Nothing could be anchored. The engineering challenge is the potential wind load on the sail. That was reduced sufficently, for local conditions with the deisigned holes for wind to "escape". So we easilly covered the requirement of winds of 80 pph. Still my own obsession for safety was isolated. Although in submitting the sculpture for competition included the input of the City Engineer, I asked and was told it was not required as there was confidence in our own care and due diligence. During the months of installation of the 32 ft high structure, there was awe and excitement but no requirement for a deputy inspector to hound me at every step as in building a building. So I became my own bad-arse site supervisor. I brought over our stuctural engineer to confirm the torque force used to tighten main supporting bolts were at the exactle the required force, using a calibrated torque wrench that "breaks at the prescribed torque. I also set up a cable tension testing laboratory calibrating our cable tension instruments, to be certain we measured the tension of the cables in the sculpture accurately. So we had that covered too.

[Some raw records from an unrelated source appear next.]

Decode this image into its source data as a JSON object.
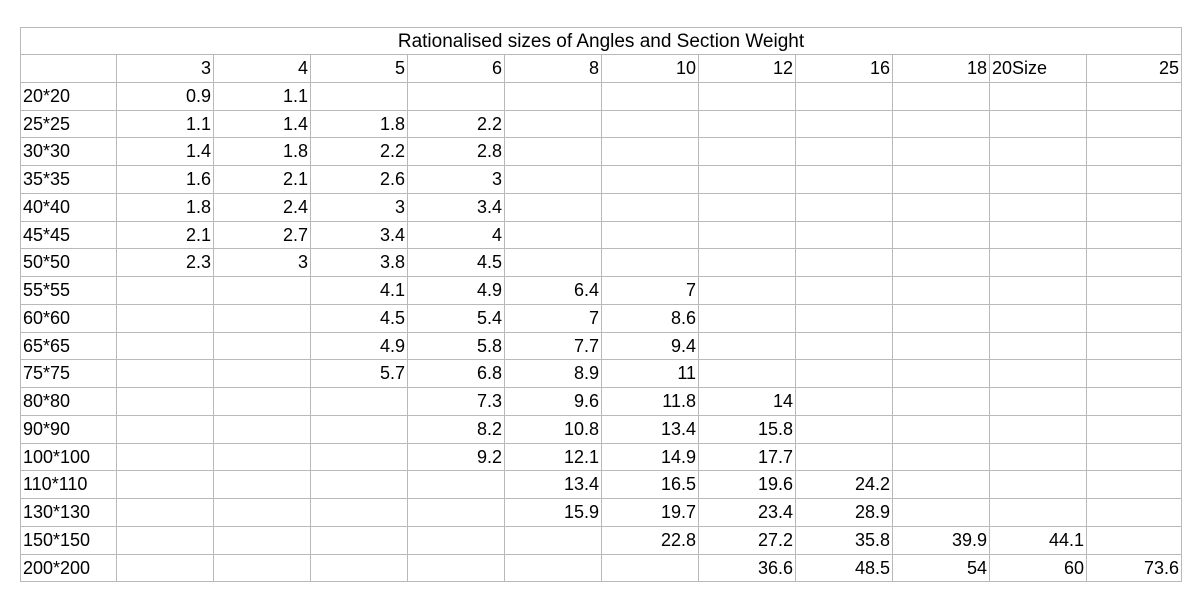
{
  "table": {
    "title": "Rationalised sizes of Angles and Section Weight",
    "header": [
      null,
      3,
      4,
      5,
      6,
      8,
      10,
      12,
      16,
      18,
      "20Size",
      25
    ],
    "rows": [
      [
        "20*20",
        0.9,
        1.1,
        null,
        null,
        null,
        null,
        null,
        null,
        null,
        null,
        null
      ],
      [
        "25*25",
        1.1,
        1.4,
        1.8,
        2.2,
        null,
        null,
        null,
        null,
        null,
        null,
        null
      ],
      [
        "30*30",
        1.4,
        1.8,
        2.2,
        2.8,
        null,
        null,
        null,
        null,
        null,
        null,
        null
      ],
      [
        "35*35",
        1.6,
        2.1,
        2.6,
        3,
        null,
        null,
        null,
        null,
        null,
        null,
        null
      ],
      [
        "40*40",
        1.8,
        2.4,
        3,
        3.4,
        null,
        null,
        null,
        null,
        null,
        null,
        null
      ],
      [
        "45*45",
        2.1,
        2.7,
        3.4,
        4,
        null,
        null,
        null,
        null,
        null,
        null,
        null
      ],
      [
        "50*50",
        2.3,
        3,
        3.8,
        4.5,
        null,
        null,
        null,
        null,
        null,
        null,
        null
      ],
      [
        "55*55",
        null,
        null,
        4.1,
        4.9,
        6.4,
        7,
        null,
        null,
        null,
        null,
        null
      ],
      [
        "60*60",
        null,
        null,
        4.5,
        5.4,
        7,
        8.6,
        null,
        null,
        null,
        null,
        null
      ],
      [
        "65*65",
        null,
        null,
        4.9,
        5.8,
        7.7,
        9.4,
        null,
        null,
        null,
        null,
        null
      ],
      [
        "75*75",
        null,
        null,
        5.7,
        6.8,
        8.9,
        11,
        null,
        null,
        null,
        null,
        null
      ],
      [
        "80*80",
        null,
        null,
        null,
        7.3,
        9.6,
        11.8,
        14,
        null,
        null,
        null,
        null
      ],
      [
        "90*90",
        null,
        null,
        null,
        8.2,
        10.8,
        13.4,
        15.8,
        null,
        null,
        null,
        null
      ],
      [
        "100*100",
        null,
        null,
        null,
        9.2,
        12.1,
        14.9,
        17.7,
        null,
        null,
        null,
        null
      ],
      [
        "110*110",
        null,
        null,
        null,
        null,
        13.4,
        16.5,
        19.6,
        24.2,
        null,
        null,
        null
      ],
      [
        "130*130",
        null,
        null,
        null,
        null,
        15.9,
        19.7,
        23.4,
        28.9,
        null,
        null,
        null
      ],
      [
        "150*150",
        null,
        null,
        null,
        null,
        null,
        22.8,
        27.2,
        35.8,
        39.9,
        44.1,
        null
      ],
      [
        "200*200",
        null,
        null,
        null,
        null,
        null,
        null,
        36.6,
        48.5,
        54,
        60,
        73.6
      ]
    ]
  }
}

At that time, there was, not yet any formal requirement from anywhere in the City to confirm our calculations. It meant I had the personal responsibility to be far, far cautious and safer than expected. Such extraordinary caution led to time delay as I wondered about all possilbe, even rare or preposterous risks of nature of vandalism.

I discovered rare historic winds of 100 mph, in the 100 years ago, elsewhere on the California coast! For me, we needed to go far above that very rare event that had never occurred on our region of the Coast. My decision, meant further stringent checks on our engineering. I set myself very high standards. I would not do the welding. All welds were done by certified industry workers with years experience in heavy steel fabrication. I desired to be assured of safety, even when neighborhood roofs were torn by the wind. State equirements are for 80 mph. We aimed for 160 mph and ended iup at 214.7 mph. We assumed a worse possible case, of maximimum load, when the rotating sail was 90 degrees to the wind, but both safety mechanisms of the bearing assembly were imagined to be frozen. The latter is vanishingly unlikely, as there is no freason for them to get stuck anyway.

After the sculpture was essentially complete, The City hired a wonderful new head of engineering and eventually, the City required of itself to get a permit! So I assembled 3 books of plans and engineering calculations and waited for approval. Meanwhile the area of the sculpture was roped off with police tape for months.

The plans went out for outside engineering evaluation and came back approved. But we asked to add a safety railing and a bar, 6' above the ground to comply with the cane locating-requirement for sight challenged individuals. So we had to go back to the drawing board, and figure out how to add the requested rails without damaging underlying concrete by a single hole. That delayed us further and then months more as we had to fabricate, sand blast and powder coat and install the required safety system.





Asher Kelman: Puff of Wind Sculpture Installed

City of Manhattan Beach, California 2017




In a final setting the sculpture will not have any such pot and railings below but a tall column fixed in the ground. So it will return to the original imagined vision!